I watch Noah and Jonah finally head toward the exit, fingers laced. Jonah holds the door open, hand on the small of Noah's back as he passes through.
"That," Chase says again, waving their way, "is what I want for my pack. However that ends up looking. Whoever we end up with." He looks at me. "You deserve that, Vee. Not whatever distributed starvation you've been living on."
I look down at my hands. They're steady, like always now. Too steady.
"I don't know what I deserve. I just know I don't want to bleed for anybody's lesson anymore."
"Good. That's step one."
Jasper texts to check in on me.
"How do packs make two omegas work?" I blurt, thumb still on my phone. "The healthy ones. The ones that don't look like mine."
He doesn't even pause. "They don't shove a new lightning strike into a house with an omega who already carved out home and then demote the one with history. When it works, it's because both omegas arrive together or they're given equal footing from day one. Boundaries set in ink. Neutral territory. Consent at every step. Alphas on the same page."

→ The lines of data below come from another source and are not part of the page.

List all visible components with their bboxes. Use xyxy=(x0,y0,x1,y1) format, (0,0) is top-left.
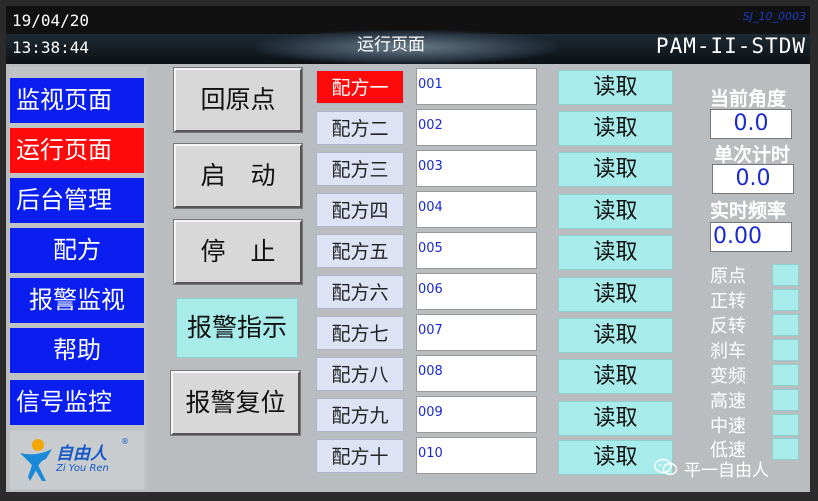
alarm-reset-button[interactable]: 报警复位 xyxy=(170,370,301,436)
indicator-reverse-label: 反转 xyxy=(710,316,746,337)
recipe-4-field[interactable]: 004 xyxy=(416,191,537,228)
recipe-1-button[interactable]: 配方一 xyxy=(316,70,404,104)
recipe-4-button[interactable]: 配方四 xyxy=(316,193,404,227)
company-logo: 自由人 ® Zi You Ren xyxy=(10,431,144,489)
recipe-10-button[interactable]: 配方十 xyxy=(316,439,404,473)
indicator-origin-lamp xyxy=(772,264,799,286)
nav-run-page[interactable]: 运行页面 xyxy=(10,128,144,173)
recipe-10-field[interactable]: 010 xyxy=(416,437,537,474)
header-bar: 19/04/20 13:38:44 运行页面 SJ_10_0003 PAM-II… xyxy=(6,6,810,64)
indicator-origin-label: 原点 xyxy=(710,266,746,287)
indicator-high-speed-label: 高速 xyxy=(710,391,746,412)
nav-monitor-page[interactable]: 监视页面 xyxy=(10,78,144,123)
start-button[interactable]: 启 动 xyxy=(173,143,303,209)
recipe-5-button[interactable]: 配方五 xyxy=(316,234,404,268)
nav-recipe[interactable]: 配方 xyxy=(10,228,144,273)
watermark-text: 平一自由人 xyxy=(684,461,769,481)
indicator-low-speed-lamp xyxy=(772,438,799,460)
read-recipe-5-button[interactable]: 读取 xyxy=(558,235,673,270)
indicator-vfd-lamp xyxy=(772,364,799,386)
read-recipe-3-button[interactable]: 读取 xyxy=(558,152,673,187)
indicator-brake-label: 刹车 xyxy=(710,341,746,362)
alarm-indicator: 报警指示 xyxy=(176,298,298,358)
nav-panel: 监视页面 运行页面 后台管理 配方 报警监视 帮助 信号监控 自由人 ® Zi … xyxy=(9,67,147,490)
recipe-9-field[interactable]: 009 xyxy=(416,396,537,433)
indicator-reverse-lamp xyxy=(772,314,799,336)
frequency-label: 实时频率 xyxy=(710,200,787,222)
date-display: 19/04/20 xyxy=(12,11,90,30)
recipe-3-button[interactable]: 配方三 xyxy=(316,152,404,186)
indicator-high-speed-lamp xyxy=(772,389,799,411)
recipe-8-button[interactable]: 配方八 xyxy=(316,357,404,391)
nav-alarm-monitor[interactable]: 报警监视 xyxy=(10,278,144,323)
read-recipe-7-button[interactable]: 读取 xyxy=(558,318,673,353)
device-code: SJ_10_0003 xyxy=(742,10,806,23)
indicator-forward-label: 正转 xyxy=(710,291,746,312)
read-recipe-6-button[interactable]: 读取 xyxy=(558,277,673,312)
recipe-9-button[interactable]: 配方九 xyxy=(316,398,404,432)
hmi-screen: 19/04/20 13:38:44 运行页面 SJ_10_0003 PAM-II… xyxy=(6,6,810,492)
recipe-6-button[interactable]: 配方六 xyxy=(316,275,404,309)
page-title: 运行页面 xyxy=(357,35,425,55)
person-logo-icon xyxy=(20,439,52,481)
nav-backend-management[interactable]: 后台管理 xyxy=(10,178,144,223)
indicator-brake-lamp xyxy=(772,339,799,361)
angle-label: 当前角度 xyxy=(710,88,787,110)
wechat-icon xyxy=(654,458,678,476)
recipe-7-button[interactable]: 配方七 xyxy=(316,316,404,350)
indicator-vfd-label: 变频 xyxy=(710,366,746,387)
indicator-mid-speed-lamp xyxy=(772,414,799,436)
stop-button[interactable]: 停 止 xyxy=(173,219,303,285)
home-button[interactable]: 回原点 xyxy=(173,67,303,133)
read-recipe-4-button[interactable]: 读取 xyxy=(558,194,673,229)
hmi-frame: 19/04/20 13:38:44 运行页面 SJ_10_0003 PAM-II… xyxy=(0,0,818,501)
recipe-8-field[interactable]: 008 xyxy=(416,355,537,392)
read-recipe-9-button[interactable]: 读取 xyxy=(558,401,673,436)
read-recipe-1-button[interactable]: 读取 xyxy=(558,70,673,105)
recipe-5-field[interactable]: 005 xyxy=(416,232,537,269)
recipe-3-field[interactable]: 003 xyxy=(416,150,537,187)
indicator-mid-speed-label: 中速 xyxy=(710,416,746,437)
timer-label: 单次计时 xyxy=(714,144,791,166)
angle-value: 0.0 xyxy=(710,109,792,139)
nav-help[interactable]: 帮助 xyxy=(10,328,144,373)
logo-subtext: Zi You Ren xyxy=(56,463,109,474)
frequency-value: 0.00 xyxy=(710,222,792,252)
read-recipe-2-button[interactable]: 读取 xyxy=(558,111,673,146)
read-recipe-8-button[interactable]: 读取 xyxy=(558,359,673,394)
logo-text: 自由人 xyxy=(56,444,107,464)
recipe-2-button[interactable]: 配方二 xyxy=(316,111,404,145)
registered-mark: ® xyxy=(121,437,129,446)
recipe-7-field[interactable]: 007 xyxy=(416,314,537,351)
time-display: 13:38:44 xyxy=(12,38,90,57)
timer-value: 0.0 xyxy=(712,164,794,194)
indicator-forward-lamp xyxy=(772,289,799,311)
recipe-6-field[interactable]: 006 xyxy=(416,273,537,310)
model-name: PAM-II-STDW xyxy=(655,34,806,58)
nav-signal-monitor[interactable]: 信号监控 xyxy=(10,380,144,425)
recipe-2-field[interactable]: 002 xyxy=(416,109,537,146)
recipe-1-field[interactable]: 001 xyxy=(416,68,537,105)
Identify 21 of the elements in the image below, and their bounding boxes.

"Equal footing," I repeat, tasting it.
"Yeah." His mouth crooks. "When a scent match shows up midstream? The packs that deserve the name hit the brakes. Sometimes they say no to the match. Or they court it slow. They don't make the existing omega shrink to make room. They rearrange the furniture, not the person."
I picture my nest torn up like carpet. "And if they don't?"
"You saw it. You can make anything look stable if you ignore the shake long enough. Until it cracks." He tips his chin. "What your alphas did might have worked if they'd moved at your pace and stayed unified. If they'd earned a pass into your space instead of treating your space like the test." He shrugs. "They did it backwards. You're all paying for it and the price tag's steep. Might be more than your house can afford."
Something cold and honest settles low in my stomach.
"Is there a version where it gets better and doesn't feel like chewing glass?"
"There's a version where it gets different. Better happens after enough different that your body stops expecting hurt. That means time. Distance from the thing that set your system on fire. Accountability that isn't just speeches. And a lot of days where you do not let anyone make you the lesson."
My phone buzzes again. Jasper: in the parking lane. hazard lights because I'm dramatic.
"I have to go."
Chase nods once. "Text if you want to smell my people before you decide anything. Or if you just want a gym where nobody calls you defective."
"I called me defective."
"Then stop. I don't hand out many orders, but that's one."
I breathe out a laugh that hurts. "I'll try."
He lifts two fingers in a lazy salute and peels off toward the free weights.
Outside, the night air is cooler. Jasper leans against the car, arms folded, jaw tight.
His eyes flick over my face. "Good class?"
"Yeah," I say, surprising both of us with how easy the word comes.
As we pull away, I glance in the side mirror.
Through the gym's glass doors, I can see Noah and Jonah on the sidewalk, heads bent close, laughing at something only they can hear.